Genotype boosts risk of progression in those with impaired glucose tolerance

WEDNESDAY, July 19 (HealthDay News) -- Two common polymorphisms in the transcription factor 7-like 2 (TCF7L2) gene are associated with an increased risk of developing type 2 diabetes, according to a report in the July 20 issue of the New England Journal of Medicine.

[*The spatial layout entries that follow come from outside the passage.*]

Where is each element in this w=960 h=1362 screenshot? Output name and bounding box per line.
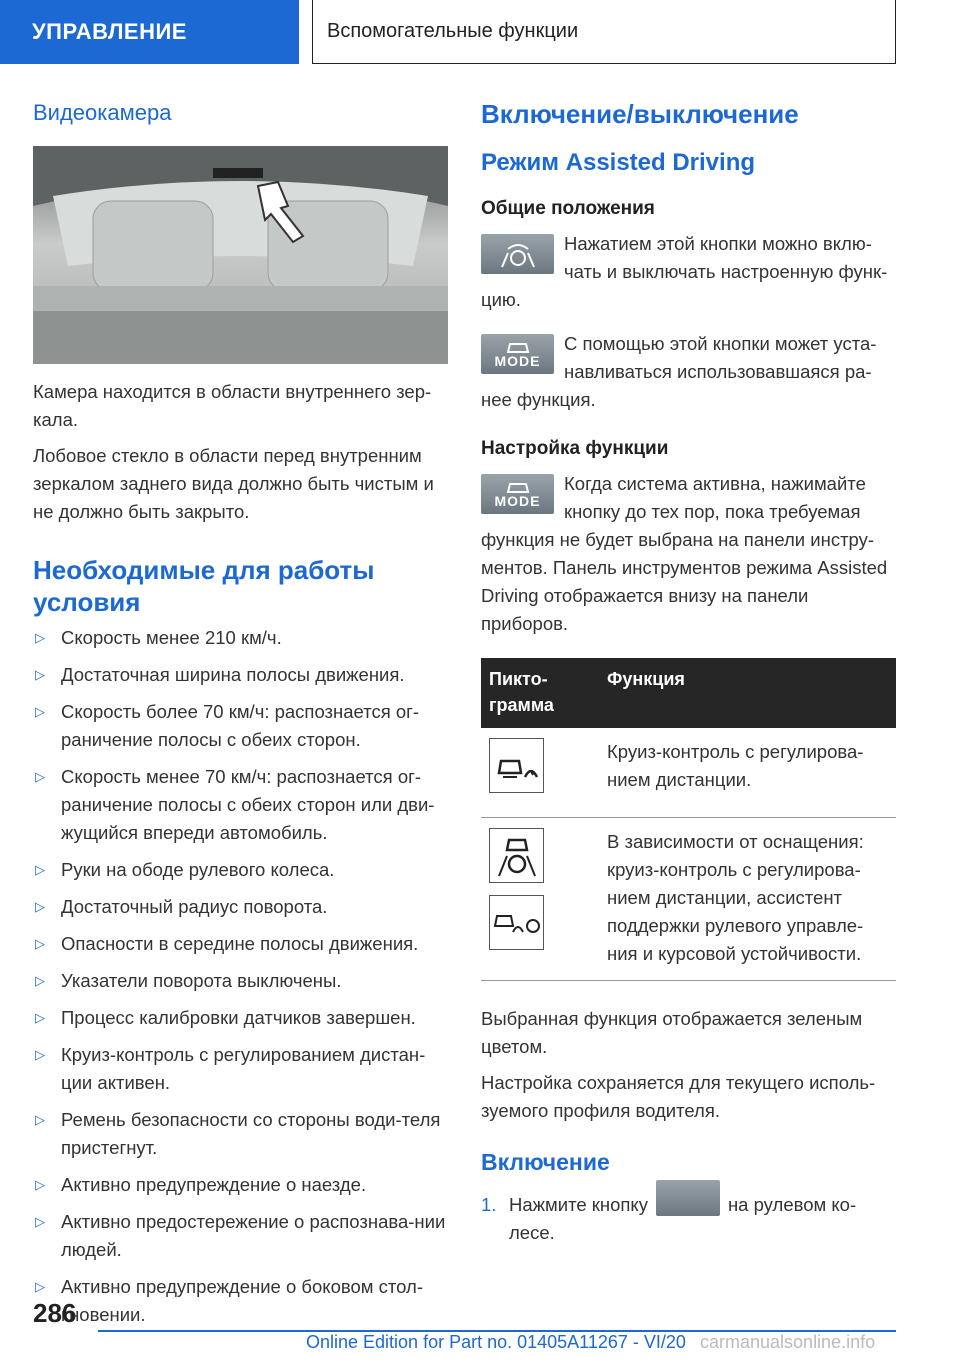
camera-paragraph-1: Камера находится в области внутреннего зер‐кала. bbox=[33, 381, 432, 430]
setup-heading: Настройка функции bbox=[481, 438, 669, 459]
general-paragraph-1: Нажатием этой кнопки можно вклю‐чать и выключать настроенную функ‐цию. bbox=[481, 233, 888, 310]
list-item: ▷ Скорость менее 70 км/ч: распознается ог‐раничение полосы с обеих сторон или дви‐жущийся впереди автомобиль. bbox=[33, 763, 448, 847]
saved-paragraph: Настройка сохраняется для текущего исполь‐зуемого профиля водителя. bbox=[481, 1072, 876, 1121]
triangle-bullet-icon: ▷ bbox=[35, 1112, 45, 1127]
triangle-bullet-icon: ▷ bbox=[35, 862, 45, 877]
setup-paragraph: Когда система активна, нажимайте кнопку до тех пор, пока требуемая функция не будет выбрана на панели инстру‐ментов. Панель инструментов режима Assisted Driving отображается внизу на панели приборов. bbox=[481, 473, 888, 634]
mode-button-image: MODE bbox=[481, 334, 554, 374]
steering-wheel-button-image bbox=[656, 1180, 720, 1216]
triangle-bullet-icon: ▷ bbox=[35, 667, 45, 682]
lane-steering-icon bbox=[495, 834, 539, 878]
list-item: ▷ Процесс калибровки датчиков завершен. bbox=[33, 1004, 448, 1032]
camera-heading: Видеокамера bbox=[33, 100, 172, 125]
triangle-bullet-icon: ▷ bbox=[35, 630, 45, 645]
table-cell-function: Круиз-контроль с регулирова‐нием дистанции. bbox=[599, 728, 896, 818]
list-item: ▷ Активно предупреждение о наезде. bbox=[33, 1171, 448, 1199]
function-table bbox=[481, 658, 896, 981]
edition-footer: Online Edition for Part no. 01405A11267 - VI/20 bbox=[306, 1332, 686, 1352]
car-icon bbox=[503, 340, 533, 354]
camera-location-illustration bbox=[33, 146, 448, 364]
steering-assist-icon bbox=[498, 239, 538, 269]
list-item: ▷ Опасности в середине полосы движения. bbox=[33, 930, 448, 958]
list-item: ▷ Активно предостережение о распознава‐нии людей. bbox=[33, 1208, 448, 1264]
cruise-distance-icon bbox=[495, 751, 539, 781]
table-row bbox=[481, 818, 896, 981]
on-heading: Включение bbox=[481, 1149, 610, 1175]
list-item: ▷ Скорость менее 210 км/ч. bbox=[33, 624, 448, 652]
mode-button-block bbox=[481, 330, 896, 414]
selected-paragraph: Выбранная функция отображается зеленым цветом. bbox=[481, 1008, 863, 1057]
list-item: ▷ Указатели поворота выключены. bbox=[33, 967, 448, 995]
list-item: ▷ Скорость более 70 км/ч: распознается ог‐раничение полосы с обеих сторон. bbox=[33, 698, 448, 754]
triangle-bullet-icon: ▷ bbox=[35, 1010, 45, 1025]
steering-assist-pictogram bbox=[489, 828, 544, 883]
cruise-control-pictogram bbox=[489, 738, 544, 793]
list-item: ▷ Ремень безопасности со стороны води‐теля пристегнут. bbox=[33, 1106, 448, 1162]
triangle-bullet-icon: ▷ bbox=[35, 899, 45, 914]
chapter-title: Вспомогательные функции bbox=[312, 0, 896, 64]
list-item: ▷ Круиз-контроль с регулированием дистан‐ции активен. bbox=[33, 1041, 448, 1097]
conditions-heading: Необходимые для работы условия bbox=[33, 555, 375, 617]
mode-heading: Режим Assisted Driving bbox=[481, 149, 756, 176]
general-heading: Общие положения bbox=[481, 198, 655, 219]
table-cell-function: В зависимости от оснащения: круиз-контроль с регулирова‐нием дистанции, ассистент поддержки рулевого управле‐ния и курсовой устойчивости. bbox=[599, 818, 896, 981]
triangle-bullet-icon: ▷ bbox=[35, 1214, 45, 1229]
triangle-bullet-icon: ▷ bbox=[35, 1177, 45, 1192]
list-item: ▷ Руки на ободе рулевого колеса. bbox=[33, 856, 448, 884]
general-paragraph-2: С помощью этой кнопки может уста‐навливаться использовавшаяся ра‐нее функция. bbox=[481, 333, 877, 410]
triangle-bullet-icon: ▷ bbox=[35, 973, 45, 988]
left-column bbox=[33, 98, 448, 1338]
mode-button-image: MODE bbox=[481, 474, 554, 514]
triangle-bullet-icon: ▷ bbox=[35, 704, 45, 719]
onoff-heading: Включение/выключение bbox=[481, 99, 799, 129]
combined-assist-pictogram bbox=[489, 895, 544, 950]
right-column bbox=[481, 98, 896, 1247]
setup-block bbox=[481, 470, 896, 638]
conditions-list bbox=[33, 624, 448, 1329]
triangle-bullet-icon: ▷ bbox=[35, 769, 45, 784]
step-number: 1. bbox=[481, 1194, 497, 1215]
car-interior-photo bbox=[33, 146, 448, 364]
list-item: ▷ Достаточная ширина полосы движения. bbox=[33, 661, 448, 689]
assist-button-image bbox=[481, 234, 554, 274]
watermark: carmanualsonline.info bbox=[700, 1332, 876, 1352]
table-header-pictogram: Пикто-грамма bbox=[481, 658, 599, 728]
section-tab: УПРАВЛЕНИЕ bbox=[0, 0, 299, 64]
step-1: 1. Нажмите кнопку на рулевом ко‐лесе. bbox=[481, 1191, 896, 1247]
page-number: 286 bbox=[33, 1298, 77, 1328]
triangle-bullet-icon: ▷ bbox=[35, 1279, 45, 1294]
triangle-bullet-icon: ▷ bbox=[35, 1047, 45, 1062]
car-icon bbox=[503, 480, 533, 494]
assist-button-block bbox=[481, 230, 896, 314]
triangle-bullet-icon: ▷ bbox=[35, 936, 45, 951]
table-row bbox=[481, 728, 896, 818]
list-item: ▷ Достаточный радиус поворота. bbox=[33, 893, 448, 921]
camera-paragraph-2: Лобовое стекло в области перед внутренним зеркалом заднего вида должно быть чистым и не должно быть закрыто. bbox=[33, 445, 434, 522]
table-header-function: Функция bbox=[599, 658, 896, 728]
cruise-steering-icon bbox=[493, 908, 541, 938]
list-item: ▷ Активно предупреждение о боковом стол‐кновении. bbox=[33, 1273, 448, 1329]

Jose Florez, M.D., Ph.D., of George Washington University in Rockville, Md., and colleagues genotyped 3,548 patients with impaired glucose tolerance who participated in a diabetes prevention trial between 1996 and 2001. In the trial, patients were randomized to lifestyle changes or treatment with metformin or placebo.

Over an average of three years, patients with the high-risk TT version of the rs7903146 polymorphism were more likely to develop diabetes (hazard ratio, 1.55) than those with a CC genotype. Patients with the TT genotype who were in the placebo group were more likely to progress (1.81) than those in the metformin (1.62) or lifestyle-intervention groups (1.15). Similar results were seen for the rs12255372 polymorphism.

"Further understanding of the mechanisms by which variation in this gene affects glucose homeostasis may provide new insights into the molecular basis of diabetes and opportunities for more targeted interventions for prevention and therapy," the authors conclude.